Many of the structures I care about are best seen, computed, and explained by diagrams. This includes diagram algebras and monoids, web categories, link invariants, knot homologies, and the representation-theoretic origins of quantum topology.
I increasingly use computation as a mathematical microscope. The aim is not to replace proof by data, but to use large-scale experiments to find structure, test conjectures, and expose patterns that are difficult to see by hand.
A current thread asks what modern computational tools can do for hard topological and algebraic problems. This includes image-based approaches to knots and reinforcement learning pipelines for simplifying diagrams and improving unknotting-number bounds.
Another direction studies representations of monoids and diagrammatic categories, including representation gaps and growth questions. Part of the motivation comes from understanding how much information linear representations retain, lose, or hide.

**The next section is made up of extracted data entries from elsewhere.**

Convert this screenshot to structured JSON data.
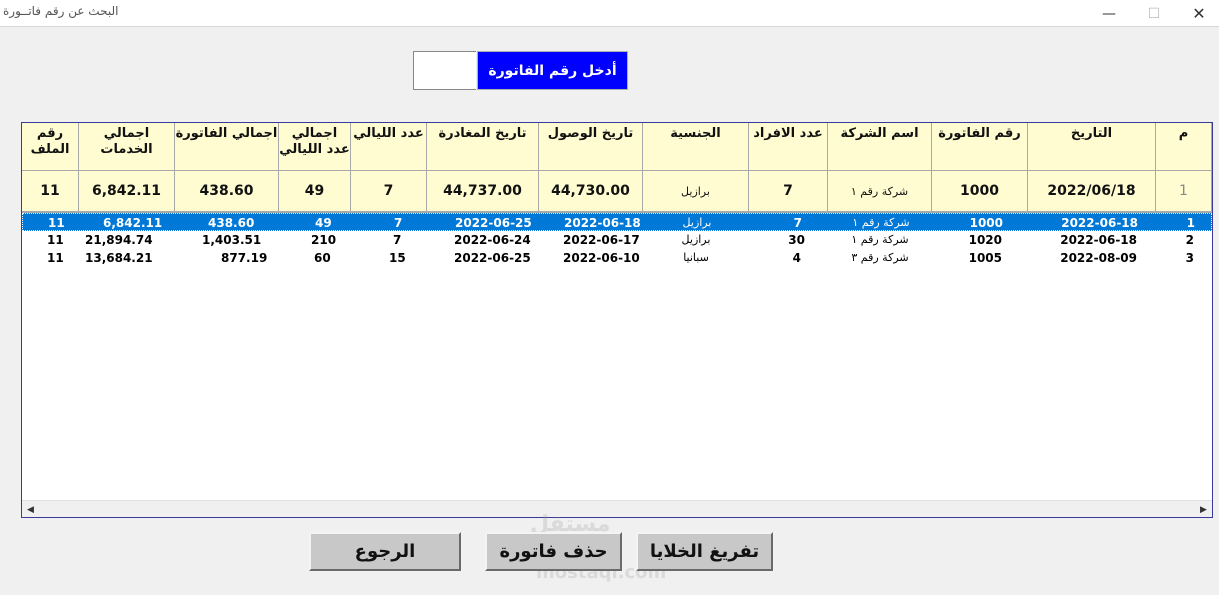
{
  "window": {
    "title": "البحث عن رقم فاتــورة",
    "min_glyph": "—",
    "max_glyph": "☐",
    "close_glyph": "✕"
  },
  "search": {
    "label": "أدخل رقم الفاتورة",
    "value": ""
  },
  "grid": {
    "headers": {
      "m": "م",
      "date": "التاريخ",
      "invoice_no": "رقم الفاتورة",
      "company": "اسم الشركة",
      "persons": "عدد الافراد",
      "nationality": "الجنسية",
      "arrival": "تاريخ الوصول",
      "departure": "تاريخ المغادرة",
      "nights": "عدد الليالي",
      "nights_total": "اجمالي عدد الليالي",
      "invoice_total": "اجمالي الفاتورة",
      "services_total": "اجمالي الخدمات",
      "file_no": "رقم الملف"
    },
    "filter": {
      "m": "1",
      "date": "2022/06/18",
      "invoice_no": "1000",
      "company": "شركة رقم ١",
      "persons": "7",
      "nationality": "برازيل",
      "arrival": "44,730.00",
      "departure": "44,737.00",
      "nights": "7",
      "nights_total": "49",
      "invoice_total": "438.60",
      "services_total": "6,842.11",
      "file_no": "11"
    },
    "rows": [
      {
        "m": "1",
        "date": "2022-06-18",
        "invoice_no": "1000",
        "company": "شركة رقم ١",
        "persons": "7",
        "nationality": "برازيل",
        "arrival": "2022-06-18",
        "departure": "2022-06-25",
        "nights": "7",
        "nights_total": "49",
        "invoice_total": "438.60",
        "services_total": "6,842.11",
        "file_no": "11"
      },
      {
        "m": "2",
        "date": "2022-06-18",
        "invoice_no": "1020",
        "company": "شركة رقم ١",
        "persons": "30",
        "nationality": "برازيل",
        "arrival": "2022-06-17",
        "departure": "2022-06-24",
        "nights": "7",
        "nights_total": "210",
        "invoice_total": "1,403.51",
        "services_total": "21,894.74",
        "file_no": "11"
      },
      {
        "m": "3",
        "date": "2022-08-09",
        "invoice_no": "1005",
        "company": "شركة رقم ٣",
        "persons": "4",
        "nationality": "سبانيا",
        "arrival": "2022-06-10",
        "departure": "2022-06-25",
        "nights": "15",
        "nights_total": "60",
        "invoice_total": "877.19",
        "services_total": "13,684.21",
        "file_no": "11"
      }
    ],
    "selected_row": 0,
    "scroll_left": "◀",
    "scroll_right": "▶"
  },
  "buttons": {
    "back": "الرجوع",
    "delete_invoice": "حذف فاتورة",
    "clear_cells": "تفريغ الخلايا"
  },
  "watermark": {
    "top": "مستقل",
    "bottom": "mostaql.com"
  },
  "colors": {
    "search_label_bg": "#0000ff",
    "header_bg": "#fffcd1",
    "selection": "#0078d7"
  }
}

The common theme is structure. Sometimes the structure is algebraic, such as a monoidal category or a Hecke category. Sometimes it is topological, such as a knot invariant. Sometimes it is combinatorial, such as a cell, a diagram basis, or a polynomial with mysterious coefficients. And sometimes it is computational, appearing only after one generates enough data to see the shape of the problem.
Growth in affine Hecke categories. Asymptotic and analytic questions in Hecke categories, with representation-theoretic and categorical input.
RL unknotter, hard unknots and unknotting number. Reinforcement learning and diagrammatic moves for unknotting problems.
On knot detection via picture recognition. Using visual and machine-learning methods to probe knot-theoretic information.
Big data comparison of quantum invariants. Large-scale comparison of quantum invariants and their detection power.
Big data approach to Kazhdan–Lusztig polynomials. Experimental and computational exploration of KL polynomials.
Equivariant neural networks and piecewise linear representation theory. A bridge between representation theory and machine-learning structures.
For the full list, see my research papers or the publication list.
The mathematical core is 2-representation theory and categorical representation theory: monoidal categories and 2-categories acting on categorical analogues of vector spaces. This includes Soergel bimodules, Hecke categories, quantum groups, tensor categories, diagram algebras, and their links to topology and combinatorics.
A second, increasingly visible thread is experimental and computational: using large data sets, computer algebra, machine learning, and reinforcement learning to probe structures such as Kazhdan–Lusztig polynomials, quantum knot invariants, and unknotting phenomena.